Ma mère ne parvenait pas à trouver l'oiseau rare, le petit garçon de bonne famille qui aurait pu être mon compagnon de jeu. Un sentiment obsessionnel d'humiliation la taraudait à cause de la déchéance sociale dans laquelle nous nous trouvions. L'appartement que nous occupions au troisième étage de la rue Jules-Ferry était un taudis. La porte du palier donnait directement dans une première pièce qui servait de salle à manger et dans l’angle de laquelle un petit placard en planche dissimulait le cabinet. La cuisine était minuscule et servait aussi de salle de bain. La salle à manger s’ouvrait sur ma chambre, laquelle s’ouvrait à son tour sur la chambre de ma mère. De l'autre côté du palier il y avait l'atelier de monsieur Cohen, tailleur, qui passait toujours la tête par l’entrebâillement de sa porte quand nous entrions ou sortions pour nous voir passer. Ma mère prétendit un jour que c’était en réalité pour la surveiller et que si elle s’était mal conduite pendant que mon père était à la guerre il en aurait profité pour la faire chanter. Cette réflexion provoqua ma stupeur. J’imaginais ma mère chantant dans l’escalier des airs d’opéra. Je ne voyais pas l’intérêt qu’il aurait pu y trouver.
À l'étage au dessus habitait la famille Zarader, pour qui ma mère avait par contre beaucoup de sympathie, peut-être parce que madame Zarader avait à peu près le même âge qu'elle et qu’elle se reconnaissait en elle.
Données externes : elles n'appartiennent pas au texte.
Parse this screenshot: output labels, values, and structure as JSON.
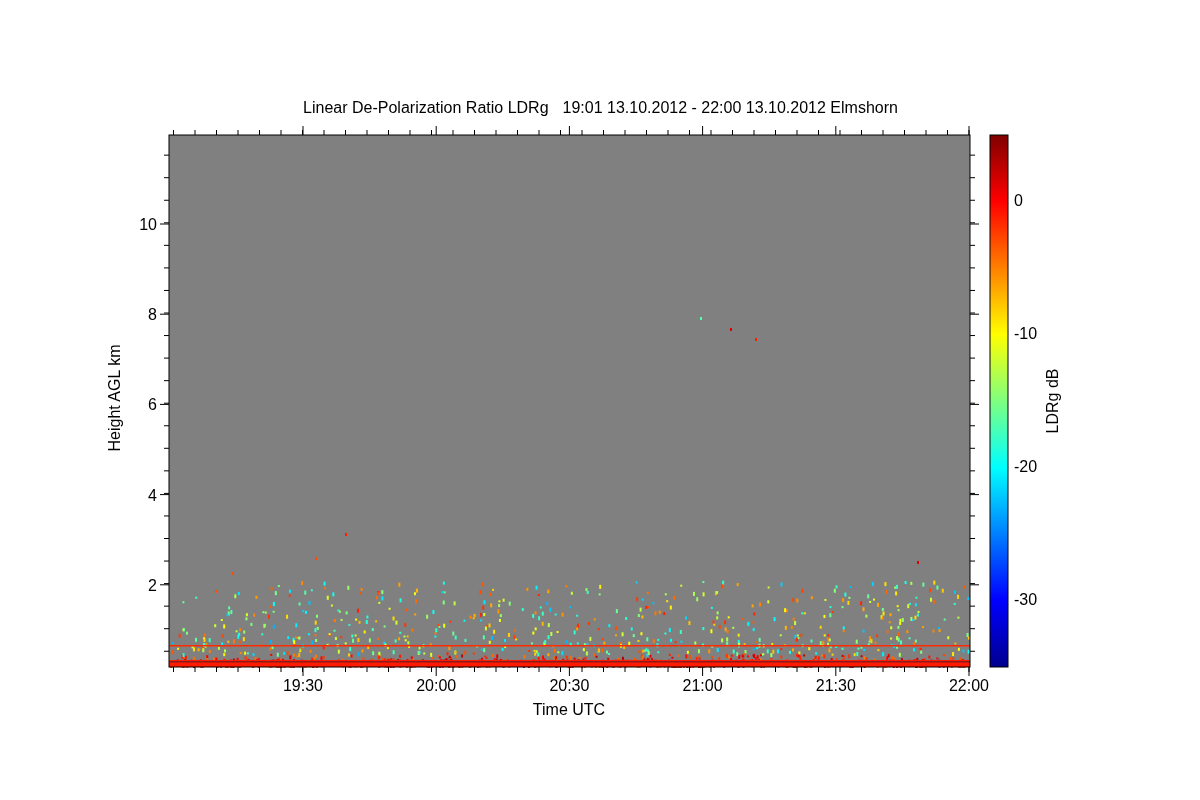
{
  "title": {
    "name": "Linear De-Polarization Ratio LDRg",
    "period": "19:01 13.10.2012 - 22:00 13.10.2012 Elmshorn"
  },
  "plot": {
    "xlabel": "Time UTC",
    "ylabel": "Height AGL km",
    "xticks": [
      "19:30",
      "20:00",
      "20:30",
      "21:00",
      "21:30",
      "22:00"
    ],
    "yticks": [
      "10",
      "8",
      "6",
      "4",
      "2"
    ]
  },
  "colorbar": {
    "label": "LDRg dB",
    "ticks": [
      "0",
      "-10",
      "-20",
      "-30"
    ]
  }
}
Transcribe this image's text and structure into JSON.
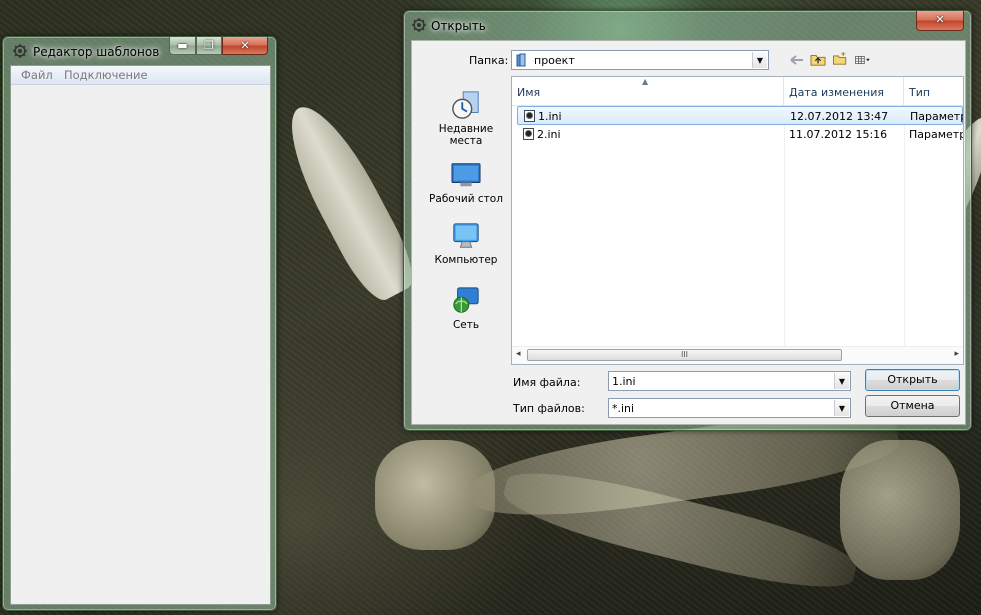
{
  "left_window": {
    "title": "Редактор шаблонов",
    "buttons": {
      "minimize": "▬",
      "maximize": "❐",
      "close": "✕"
    },
    "menu": [
      "Файл",
      "Подключение"
    ]
  },
  "dialog": {
    "title": "Открыть",
    "close_label": "✕",
    "folder_label": "Папка:",
    "folder_value": "проект",
    "places": [
      {
        "label": "Недавние места",
        "icon": "recent-places-icon"
      },
      {
        "label": "Рабочий стол",
        "icon": "desktop-icon"
      },
      {
        "label": "Компьютер",
        "icon": "computer-icon"
      },
      {
        "label": "Сеть",
        "icon": "network-icon"
      }
    ],
    "toolbar_icons": [
      "back-arrow-icon",
      "up-folder-icon",
      "new-folder-icon",
      "view-menu-icon"
    ],
    "columns": [
      "Имя",
      "Дата изменения",
      "Тип"
    ],
    "files": [
      {
        "name": "1.ini",
        "date": "12.07.2012 13:47",
        "type": "Параметр",
        "selected": true
      },
      {
        "name": "2.ini",
        "date": "11.07.2012 15:16",
        "type": "Параметр",
        "selected": false
      }
    ],
    "scroll_grip": "III",
    "filename_label": "Имя файла:",
    "filename_value": "1.ini",
    "filetype_label": "Тип файлов:",
    "filetype_value": "*.ini",
    "open_button": "Открыть",
    "cancel_button": "Отмена"
  },
  "colors": {
    "selection": "#d9ebfc",
    "selection_border": "#84acdd",
    "glass": "#96bea0"
  }
}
Son mari n’était pas parti à la guerre, je ne sais pourquoi et elle avait deux ou trois enfants. Elle plaignait ma mère parfois de la vie qu'elle menait et cherchait à la distraire. Son mari et elle lui proposaient de sortir avec eux mais ma mère ne voulait pas. Quelquefois nous montions les voir, il n'y n'avait aucun meuble à part quelques chaises et les enfants faisaient caca par terre.